Gasol slid into the pivot as the perfect frontcourt partner to Odom, and opposite Kobe and Derek Fisher as the impeccable pinch-post operator — slinging passes, pitching handoffs, setting screens, and scoring over and around hapless defenders who didn’t quite know how to keep him from getting to his spots or force the ball out of his hands.

Beyond the tactical fit, however, was the natural way he reset the framework of the team and harkened back to the eras before, when Lakers rosters were constructed around players whose natural greatness slotted everyone into the appropriate roles for their individual success.
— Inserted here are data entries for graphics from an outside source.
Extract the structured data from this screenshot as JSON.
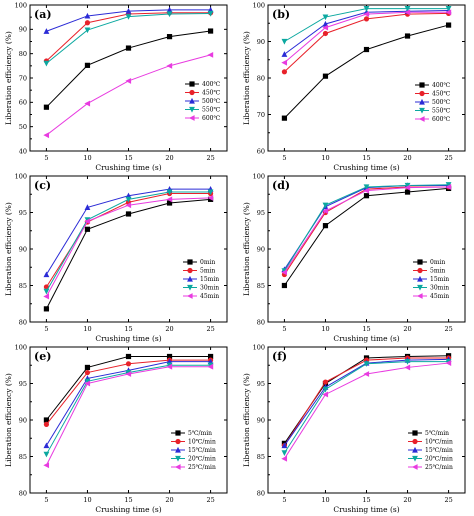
{
  "chart_data": [
    {
      "type": "line",
      "panel_label": "(a)",
      "xlabel": "Crushing time (s)",
      "ylabel": "Liberation efficiency (%)",
      "x": [
        5,
        10,
        15,
        20,
        25
      ],
      "xticks": [
        5,
        10,
        15,
        20,
        25
      ],
      "ylim": [
        40,
        100
      ],
      "yticks": [
        40,
        50,
        60,
        70,
        80,
        90,
        100
      ],
      "legend_position": "center-right",
      "series": [
        {
          "name": "400℃",
          "color": "#000000",
          "marker": "square",
          "values": [
            58,
            75.2,
            82.3,
            87,
            89.3
          ]
        },
        {
          "name": "450℃",
          "color": "#e8212a",
          "marker": "circle",
          "values": [
            77,
            92.7,
            96.3,
            96.8,
            96.8
          ]
        },
        {
          "name": "500℃",
          "color": "#2b2bd6",
          "marker": "triangle-up",
          "values": [
            89.2,
            95.5,
            97.5,
            98,
            98
          ]
        },
        {
          "name": "550℃",
          "color": "#0ca8a0",
          "marker": "triangle-down",
          "values": [
            76,
            89.7,
            95.2,
            96.3,
            96.5
          ]
        },
        {
          "name": "600℃",
          "color": "#e83be0",
          "marker": "triangle-left",
          "values": [
            46.5,
            59.5,
            68.8,
            75,
            79.5
          ]
        }
      ]
    },
    {
      "type": "line",
      "panel_label": "(b)",
      "xlabel": "Crushing time (s)",
      "ylabel": "Liberation efficiency (%)",
      "x": [
        5,
        10,
        15,
        20,
        25
      ],
      "xticks": [
        5,
        10,
        15,
        20,
        25
      ],
      "ylim": [
        60,
        100
      ],
      "yticks": [
        60,
        70,
        80,
        90,
        100
      ],
      "legend_position": "bottom-right",
      "series": [
        {
          "name": "400℃",
          "color": "#000000",
          "marker": "square",
          "values": [
            69,
            80.5,
            87.8,
            91.5,
            94.5
          ]
        },
        {
          "name": "450℃",
          "color": "#e8212a",
          "marker": "circle",
          "values": [
            81.7,
            92.2,
            96.2,
            97.5,
            97.7
          ]
        },
        {
          "name": "500℃",
          "color": "#2b2bd6",
          "marker": "triangle-up",
          "values": [
            86.5,
            94.8,
            98,
            98.3,
            98.5
          ]
        },
        {
          "name": "550℃",
          "color": "#0ca8a0",
          "marker": "triangle-down",
          "values": [
            90,
            96.7,
            99,
            99,
            99
          ]
        },
        {
          "name": "600℃",
          "color": "#e83be0",
          "marker": "triangle-left",
          "values": [
            84.2,
            93.8,
            97.5,
            98,
            98
          ]
        }
      ]
    },
    {
      "type": "line",
      "panel_label": "(c)",
      "xlabel": "Crushing time (s)",
      "ylabel": "Liberation efficiency (%)",
      "x": [
        5,
        10,
        15,
        20,
        25
      ],
      "xticks": [
        5,
        10,
        15,
        20,
        25
      ],
      "ylim": [
        80,
        100
      ],
      "yticks": [
        80,
        85,
        90,
        95,
        100
      ],
      "legend_position": "bottom-right",
      "series": [
        {
          "name": "0min",
          "color": "#000000",
          "marker": "square",
          "values": [
            81.8,
            92.7,
            94.8,
            96.3,
            96.8
          ]
        },
        {
          "name": "5min",
          "color": "#e8212a",
          "marker": "circle",
          "values": [
            84.8,
            93.7,
            96.4,
            97.6,
            97.6
          ]
        },
        {
          "name": "15min",
          "color": "#2b2bd6",
          "marker": "triangle-up",
          "values": [
            86.5,
            95.7,
            97.3,
            98.2,
            98.2
          ]
        },
        {
          "name": "30min",
          "color": "#0ca8a0",
          "marker": "triangle-down",
          "values": [
            84.2,
            94,
            96.8,
            97.8,
            97.8
          ]
        },
        {
          "name": "45min",
          "color": "#e83be0",
          "marker": "triangle-left",
          "values": [
            83.5,
            93.8,
            96,
            96.8,
            97
          ]
        }
      ]
    },
    {
      "type": "line",
      "panel_label": "(d)",
      "xlabel": "Crushing time (s)",
      "ylabel": "Liberation efficiency (%)",
      "x": [
        5,
        10,
        15,
        20,
        25
      ],
      "xticks": [
        5,
        10,
        15,
        20,
        25
      ],
      "ylim": [
        80,
        100
      ],
      "yticks": [
        80,
        85,
        90,
        95,
        100
      ],
      "legend_position": "bottom-right",
      "series": [
        {
          "name": "0min",
          "color": "#000000",
          "marker": "square",
          "values": [
            85,
            93.2,
            97.3,
            97.8,
            98.3
          ]
        },
        {
          "name": "5min",
          "color": "#e8212a",
          "marker": "circle",
          "values": [
            86.5,
            95,
            98.2,
            98.5,
            98.5
          ]
        },
        {
          "name": "15min",
          "color": "#2b2bd6",
          "marker": "triangle-up",
          "values": [
            87.2,
            95.8,
            98.4,
            98.7,
            98.7
          ]
        },
        {
          "name": "30min",
          "color": "#0ca8a0",
          "marker": "triangle-down",
          "values": [
            87,
            96,
            98.5,
            98.7,
            98.8
          ]
        },
        {
          "name": "45min",
          "color": "#e83be0",
          "marker": "triangle-left",
          "values": [
            86.8,
            95.2,
            98,
            98.4,
            98.5
          ]
        }
      ]
    },
    {
      "type": "line",
      "panel_label": "(e)",
      "xlabel": "Crushing time (s)",
      "ylabel": "Liberation efficiency (%)",
      "x": [
        5,
        10,
        15,
        20,
        25
      ],
      "xticks": [
        5,
        10,
        15,
        20,
        25
      ],
      "ylim": [
        80,
        100
      ],
      "yticks": [
        80,
        85,
        90,
        95,
        100
      ],
      "legend_position": "bottom-right",
      "series": [
        {
          "name": "5℃/min",
          "color": "#000000",
          "marker": "square",
          "values": [
            90,
            97.2,
            98.7,
            98.7,
            98.7
          ]
        },
        {
          "name": "10℃/min",
          "color": "#e8212a",
          "marker": "circle",
          "values": [
            89.4,
            96.5,
            97.7,
            98.2,
            98.2
          ]
        },
        {
          "name": "15℃/min",
          "color": "#2b2bd6",
          "marker": "triangle-up",
          "values": [
            86.5,
            95.7,
            96.8,
            98,
            98
          ]
        },
        {
          "name": "20℃/min",
          "color": "#0ca8a0",
          "marker": "triangle-down",
          "values": [
            85.3,
            95.3,
            96.5,
            97.5,
            97.5
          ]
        },
        {
          "name": "25℃/min",
          "color": "#e83be0",
          "marker": "triangle-left",
          "values": [
            83.8,
            95,
            96.3,
            97.3,
            97.3
          ]
        }
      ]
    },
    {
      "type": "line",
      "panel_label": "(f)",
      "xlabel": "Crushing time (s)",
      "ylabel": "Liberation efficiency (%)",
      "x": [
        5,
        10,
        15,
        20,
        25
      ],
      "xticks": [
        5,
        10,
        15,
        20,
        25
      ],
      "ylim": [
        80,
        100
      ],
      "yticks": [
        80,
        85,
        90,
        95,
        100
      ],
      "legend_position": "bottom-right",
      "series": [
        {
          "name": "5℃/min",
          "color": "#000000",
          "marker": "square",
          "values": [
            86.8,
            95,
            98.5,
            98.7,
            98.8
          ]
        },
        {
          "name": "10℃/min",
          "color": "#e8212a",
          "marker": "circle",
          "values": [
            86.5,
            95.2,
            98.2,
            98.5,
            98.5
          ]
        },
        {
          "name": "15℃/min",
          "color": "#2b2bd6",
          "marker": "triangle-up",
          "values": [
            86.5,
            94.5,
            97.8,
            98.2,
            98.3
          ]
        },
        {
          "name": "20℃/min",
          "color": "#0ca8a0",
          "marker": "triangle-down",
          "values": [
            85.5,
            94.2,
            97.7,
            98,
            98
          ]
        },
        {
          "name": "25℃/min",
          "color": "#e83be0",
          "marker": "triangle-left",
          "values": [
            84.7,
            93.5,
            96.3,
            97.2,
            97.8
          ]
        }
      ]
    }
  ]
}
Pau, may not have been a “No. 1” on a title contender, but he’d certainly carried a franchise before he came to the Lakers — to say nothing of his import to his home country as the top player on the Spanish national team. Gasol’s experience and understanding of how to play as a fulcrum of a team while playing an unselfish — or more appropriately said, generous — style of basketball fit perfectly next to Kobe, allowing both to play to the best version of themselves in ways that enhanced already great players.

Pau also slid Odom to a third — and when Bynum eventually returned, a fourth — option who was never tasked with carrying any specific burden, but was allowed to branch out and spill into any aspect of the game that might need his particular majestic touch or influence. Odom’s selfless game proved simpatico with Pau’s similarly giving nature, forming the type of beautiful bond that sprouted fruit born in the form of 4-5 pick-and-rolls, no-look shovel pass dimes, and fastbreak ballets orchestrated out of grab-and-go’s where either party could perform any of the variables to make the play sing.

And, of course, on down the line it went. From Andrew Bynum to Derek Fisher, to Trevor Ariza or Ron Artest, to Luke Walton, Farmar, and Sasha, every Lakers role player benefitted from sliding down or to the side into an adjacent role where they needed to do just a little bit less than what would otherwise be required if Pau were not there.

And the team benefitted for it. To the tune of two championships. Just like the teams from the eras that came before. And none of it would have been possible without Pau.


As Pau takes his rightful place in the Basketball Hall of Fame, the memories of his time with the Lakers overwhelm me. From his instant partnership with Kobe, to the vetoed trade and subsequent return to the team, to his last hurrah as the group transitioned from title contender to a team holding on trying to make one last run, I remember the competitiveness, skill, class, professionalism, and the dignity he carried himself with throughout it all.

Most of all, though, I remember Pau helping to bring this team back from the depths and restoring it to the heights of championship basketball. He didn’t do it on his own, but history has taught this Lakers fan that none of the great players did either. And that lesson is one I’m happy he was able to reinforce for me one more time.